A nona edição da revista Tangerine está finalmente pronta e com ela, tivemos diversas surpresas que vieram juntamente com o grande número de inscrições. Pela primeira vez transpusemos as fronteiras do estado de Minas Gerais e tivemos alcance nacional com inscritos de São Paulo (capital e interior), Rio de Janeiro, Pernambuco, Paraíba, Brasília, Paraná e Rio grande do Sul.

Pela primeira vez também, temos, como convidados na curadoria das imagens, o professor doutor em Belas-artes/fotografia pela Universidade de Lisboa, Guilherme Tosetto e a professora doutora em Design pela UEMG, Cristiane Gusmão Nery. Dentre os muitos autores inscritos, alguns se destacaram e foram selecionadas para esta edição, os quais apresentamos aqui:

Ana Flora Gomes nos traz sua visão muito particular do universo feminino.

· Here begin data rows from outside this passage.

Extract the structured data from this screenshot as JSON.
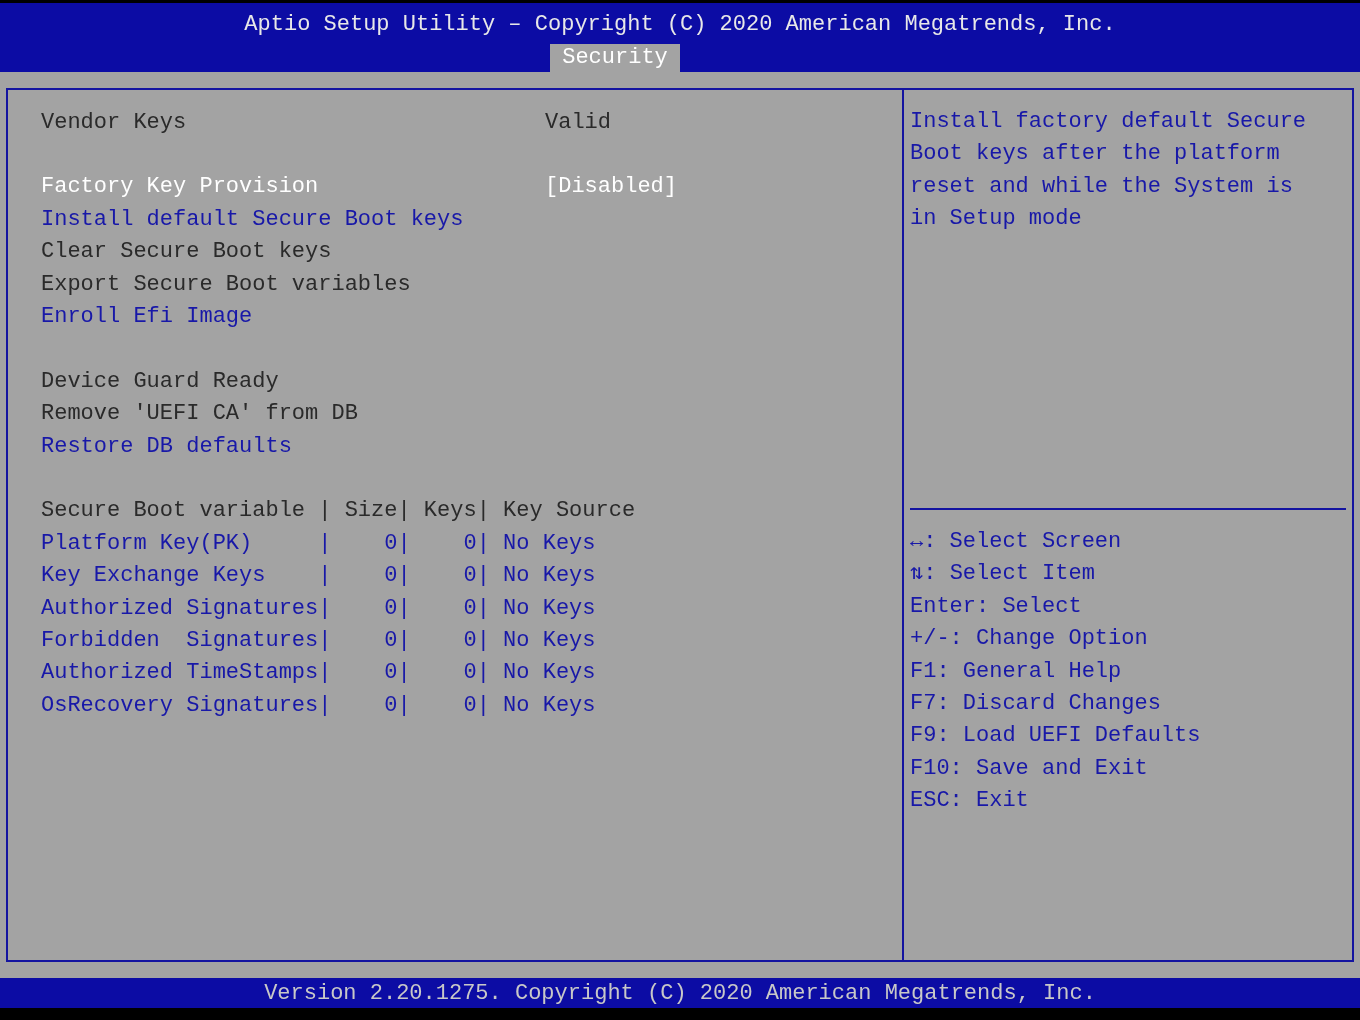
{
  "header": {
    "title": "Aptio Setup Utility – Copyright (C) 2020 American Megatrends, Inc.",
    "tabs": [
      {
        "label": "Security",
        "selected": true
      }
    ]
  },
  "sections": [
    {
      "items": [
        {
          "kind": "info",
          "label": "Vendor Keys",
          "value": "Valid",
          "selected": false
        }
      ]
    },
    {
      "items": [
        {
          "kind": "option",
          "label": "Factory Key Provision",
          "value": "[Disabled]",
          "selected": true
        },
        {
          "kind": "option",
          "label": "Install default Secure Boot keys",
          "selected": false
        },
        {
          "kind": "info",
          "label": "Clear Secure Boot keys",
          "selected": false
        },
        {
          "kind": "info",
          "label": "Export Secure Boot variables",
          "selected": false
        },
        {
          "kind": "option",
          "label": "Enroll Efi Image",
          "selected": false
        }
      ]
    },
    {
      "items": [
        {
          "kind": "info",
          "label": "Device Guard Ready",
          "selected": false
        },
        {
          "kind": "info",
          "label": "Remove 'UEFI CA' from DB",
          "selected": false
        },
        {
          "kind": "option",
          "label": "Restore DB defaults",
          "selected": false
        }
      ]
    },
    {
      "items": [
        {
          "kind": "info",
          "label": "Secure Boot variable | Size| Keys| Key Source",
          "selected": false
        },
        {
          "kind": "option",
          "label": "Platform Key(PK)     |    0|    0| No Keys",
          "selected": false
        },
        {
          "kind": "option",
          "label": "Key Exchange Keys    |    0|    0| No Keys",
          "selected": false
        },
        {
          "kind": "option",
          "label": "Authorized Signatures|    0|    0| No Keys",
          "selected": false
        },
        {
          "kind": "option",
          "label": "Forbidden  Signatures|    0|    0| No Keys",
          "selected": false
        },
        {
          "kind": "option",
          "label": "Authorized TimeStamps|    0|    0| No Keys",
          "selected": false
        },
        {
          "kind": "option",
          "label": "OsRecovery Signatures|    0|    0| No Keys",
          "selected": false
        }
      ]
    }
  ],
  "help": "Install factory default Secure Boot keys after the platform reset and while the System is in Setup mode",
  "key_legend": [
    "↔: Select Screen",
    "⇅: Select Item",
    "Enter: Select",
    "+/-: Change Option",
    "F1: General Help",
    "F7: Discard Changes",
    "F9: Load UEFI Defaults",
    "F10: Save and Exit",
    "ESC: Exit"
  ],
  "footer": "Version 2.20.1275. Copyright (C) 2020 American Megatrends, Inc."
}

Angelo Arantes com sua série “Devaneios” reconstrói no visual monocromático, suas impressões, percepções e sua visão de mundo.

Carolina Santana faz um mergulho no sensível por meio de seus autorretratos Eve Olegário resgata o universo místico e simbólico dos orixás presentes no ritual de iniciação desta manifestação religiosa de matriz africana.

Em “Tempo esculpido”, a artista Flávia Sampaio simboliza a passagem do tempo nas formas orgânicas de suas composições fotográficas. De forma irônica, o ensaio “Doces sonhos” de Gabriel Cabral mostra como a fotografia pode representar imagens de pesadelos, o macabro e o perturbador.

Já Gustavo Crivelari nos mostra em “Sete às seis”, o caos dos horários de rush numa grande cidade em imagens experimentais onde o movimento nos faz sentir a pressa daqueles que por ali transitam.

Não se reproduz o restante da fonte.